Все это, может быть, и осторожно, и умно, но я очень сердился в этот раз на мою жену. Она утверждала, что доктора мне предписывали полный покой, а что эти разговоры меня страшно волнуют, и оправдывалась без конца.
Я очень сожалел, что из всех гостей Крейна я русских, кроме сына художника Васнецова, никого не видел, и не по своей вине, и нахожу это очень для себя обидным. Мне нечего бояться большевиков, я ничего против них не затеваю, но лица своего не терял и не хочу терять.
Теперь пришло время, когда пора и мне сказать свое слово (прежде чем умереть), пусть хоть будущая Россия знает, что если я не мог действовать, то всеми своими поступками показывал, что́ я думаю и чувствую. Я хочу, чтобы знали, как я ждал, что Россия проснется внутри, что нарыв должен созреть и прорваться. Что извне никакими интервенциями ничего не выходит, что хирургически уничтожить этот слишком глубокий нарыв невозможно.

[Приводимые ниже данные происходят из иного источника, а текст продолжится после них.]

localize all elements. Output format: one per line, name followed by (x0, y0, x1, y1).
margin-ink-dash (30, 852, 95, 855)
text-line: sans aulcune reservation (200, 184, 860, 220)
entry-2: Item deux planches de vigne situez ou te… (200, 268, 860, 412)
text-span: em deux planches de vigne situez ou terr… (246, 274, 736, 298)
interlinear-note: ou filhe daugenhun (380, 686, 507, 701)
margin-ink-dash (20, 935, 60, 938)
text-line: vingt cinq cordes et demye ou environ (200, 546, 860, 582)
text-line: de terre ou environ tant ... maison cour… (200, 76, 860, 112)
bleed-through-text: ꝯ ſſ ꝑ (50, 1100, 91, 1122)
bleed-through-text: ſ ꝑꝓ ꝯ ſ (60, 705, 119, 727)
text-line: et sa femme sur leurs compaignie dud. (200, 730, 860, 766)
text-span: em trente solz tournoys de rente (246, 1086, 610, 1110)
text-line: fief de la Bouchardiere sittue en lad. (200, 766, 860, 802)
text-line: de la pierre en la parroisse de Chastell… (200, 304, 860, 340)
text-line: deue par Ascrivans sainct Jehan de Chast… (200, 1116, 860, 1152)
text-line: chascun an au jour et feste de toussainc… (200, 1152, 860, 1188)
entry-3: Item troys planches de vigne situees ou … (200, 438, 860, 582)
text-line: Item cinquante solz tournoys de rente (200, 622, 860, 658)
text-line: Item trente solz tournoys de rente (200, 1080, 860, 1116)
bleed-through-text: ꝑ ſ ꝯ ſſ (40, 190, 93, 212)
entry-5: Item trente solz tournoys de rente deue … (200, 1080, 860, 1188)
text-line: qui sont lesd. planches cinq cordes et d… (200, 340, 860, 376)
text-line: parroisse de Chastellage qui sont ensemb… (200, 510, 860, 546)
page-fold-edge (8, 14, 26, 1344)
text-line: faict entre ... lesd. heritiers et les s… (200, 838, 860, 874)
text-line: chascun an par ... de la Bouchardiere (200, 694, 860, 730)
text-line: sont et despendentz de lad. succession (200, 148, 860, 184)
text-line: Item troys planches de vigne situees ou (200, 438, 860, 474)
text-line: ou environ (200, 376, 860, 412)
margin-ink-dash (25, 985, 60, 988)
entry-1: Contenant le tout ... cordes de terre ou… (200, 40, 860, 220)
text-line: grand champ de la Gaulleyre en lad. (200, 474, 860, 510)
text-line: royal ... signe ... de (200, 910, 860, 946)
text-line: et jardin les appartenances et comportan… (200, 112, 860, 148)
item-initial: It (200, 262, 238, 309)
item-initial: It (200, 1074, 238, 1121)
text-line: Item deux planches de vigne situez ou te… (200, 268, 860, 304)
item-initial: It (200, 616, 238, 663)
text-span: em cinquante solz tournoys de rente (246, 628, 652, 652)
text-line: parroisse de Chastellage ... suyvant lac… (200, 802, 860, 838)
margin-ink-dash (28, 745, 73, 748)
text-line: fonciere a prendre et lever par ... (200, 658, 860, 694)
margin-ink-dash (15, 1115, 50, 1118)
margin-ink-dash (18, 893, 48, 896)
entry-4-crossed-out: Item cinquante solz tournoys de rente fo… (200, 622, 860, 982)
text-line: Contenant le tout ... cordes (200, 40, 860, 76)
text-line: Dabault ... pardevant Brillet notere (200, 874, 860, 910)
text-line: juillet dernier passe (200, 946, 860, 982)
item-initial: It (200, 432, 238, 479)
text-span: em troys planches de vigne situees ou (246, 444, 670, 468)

Когда оскорбляли мощи святых, разгоняли монастыри, я все ждал и мучился вопросом: когда же, наконец, народ очнется?! Или его подменили, это не наш русский, верующий народ, или я ошибался в нем? Не знал его? Я хочу, чтобы знали, что теперь, в 1925 году, я увидел свою ошибку, я понял, что́ такое происходит в России. Если бы я знал, что большевики укрепятся, будут преследовать религию, объявив атеизм своей официальной религией не на пустозвонных плакатах только, как при Керенском, как я это думал в начале революции, – то, конечно, я не стал бы мешать полякам, а напротив, помог бы этому христианскому народу в чем только смог бы!